*Apologies if that Rihanna song gets stuck in your head.
So, I’ve been doing the Couch-to-5K workout for the past several weeks. It’s taking me longer than it’s supposed to, because I am… well, I’m pretty horribly out of shape, so I’m not advancing to the next level until I feel like I’ve gotten a handle on the current one. (Read that as: when I’m pretty sure that increasing the length of running time isn’t going to make my lungs pop out of my chest and leave me dead on the sidewalk.)
Oh, also, I gave up on working out in the gym because I realized that having to gather up my membership card, water bottle, etc., and the drive there & back added an extra half hour, and I’d prefer to use that time sleeping. So now I just run around the neighborhood.
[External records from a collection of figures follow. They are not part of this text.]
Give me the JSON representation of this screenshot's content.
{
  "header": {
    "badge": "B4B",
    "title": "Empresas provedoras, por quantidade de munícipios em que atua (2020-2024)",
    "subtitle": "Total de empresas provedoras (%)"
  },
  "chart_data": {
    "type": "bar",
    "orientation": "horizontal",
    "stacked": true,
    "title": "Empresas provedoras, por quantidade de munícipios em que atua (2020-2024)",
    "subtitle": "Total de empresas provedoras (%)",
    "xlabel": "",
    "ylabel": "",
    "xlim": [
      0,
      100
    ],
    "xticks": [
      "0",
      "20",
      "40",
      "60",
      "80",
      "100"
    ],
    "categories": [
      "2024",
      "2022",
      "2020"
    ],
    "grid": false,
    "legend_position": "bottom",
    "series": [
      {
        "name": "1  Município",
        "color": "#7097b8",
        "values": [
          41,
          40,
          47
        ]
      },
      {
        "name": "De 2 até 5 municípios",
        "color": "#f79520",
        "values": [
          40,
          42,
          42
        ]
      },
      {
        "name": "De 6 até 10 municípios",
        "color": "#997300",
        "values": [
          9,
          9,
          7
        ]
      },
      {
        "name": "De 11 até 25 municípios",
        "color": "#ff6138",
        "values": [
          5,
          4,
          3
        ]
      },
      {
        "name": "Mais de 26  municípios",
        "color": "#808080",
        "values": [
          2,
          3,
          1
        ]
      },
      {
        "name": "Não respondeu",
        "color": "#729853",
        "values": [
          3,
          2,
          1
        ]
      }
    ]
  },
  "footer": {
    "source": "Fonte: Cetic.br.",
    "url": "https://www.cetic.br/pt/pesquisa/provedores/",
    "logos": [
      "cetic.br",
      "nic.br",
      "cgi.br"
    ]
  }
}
Anyway, I was doing ok, but yesterday I hurt my knee again. It’s the same problem I always have with my knee; any sort of strenuous exercise always makes my knee hurt (see: the 30-Day Shred). Years ago, my mom diagnosed it as, “You got your Grandmother’s knees,” because my dad’s mom always had issues with her knees too. I was running with my knee brace on, and I was wearing my Vibram Five Fingers, which are supposed to help with joint pain. And I was totally fine while I was running; I mean, I felt like I was going to die, like I always do, but my knees were fine. Then I got home, took my knee brace off, and my leg sort of buckled and my knee tried to go backward like a flamingo. Dammit.
I was thinking that this new injury would mean the end of the Couch-to-5K, and I was really pissed because I honestly like it. I like running around outside when it’s still dark outside and seeing the sunrise. (I am not a fan of running past the teenagers waiting for the school bus, but you know, whatever.) So I decided to make an appointment with a sports medicine doctor. Which is sort of hilarious given how completely un-athletic I am. But I wanted an official diagnosis of exactly what it is that’s wrong with my knee, and what I can do to fix it.
My fear was that they’d just say sorry, you got some crap DNA, and tell me that I’d never be able to do any type of strenuous exercise. Which would pretty much be the end of the world for me because if the only form of exercise I can do is, say, swimming? No. If I’m required to put on a swimsuit to work out, it’s a pretty safe bet that I’m just not ever gonna do it. Then it’d be, hello 200+ pounds, nice to see you again.
Anyway, the news was much better than I thought. Turns out that my patella (kneecap bone) is slightly shifted (on both of my knees, although since my right leg is dominant, that seems to be the one that always gets injured first), and they gave me some exercises and stretches I can do to try to correct it. After doing these exercises twice a day, I should be a lot better in about three or four weeks.
Bonus: after my appointment, I got to call Dave at work and tell him that part of my physical therapy involves tying myself to our bed. It’s nothing that kinky, honestly, it’s just an elastic band that I have to attach to the foot of our bed and then tether it around my ankle to do some of the stretches. So it’s fine and totally G-rated. But man, listening to him do a spit-take with his coffee that early in the morning? Priceless.
So it was all good news. And in the meantime, since I don’t want to give up the progress I’ve made with the Couch-to-5K, I’m going to be power-walking in my new Skechers Shape-Ups, since those are also supposed to help with joint pain. (Aside: between the Shape-Ups and the VFFs, I feel like I’m starting an Ugly Shoe Collection. What is wrong with me? I used to buy cute shoes. Now I’m all about buying what’s “functional.” It’s sad, really.)
And when my knees are feeling stronger, I’m gonna jump right back into the Couch-to-5K. Only, you know, not literally jump, since that might screw up my knees again, and lord knows we don’t want that.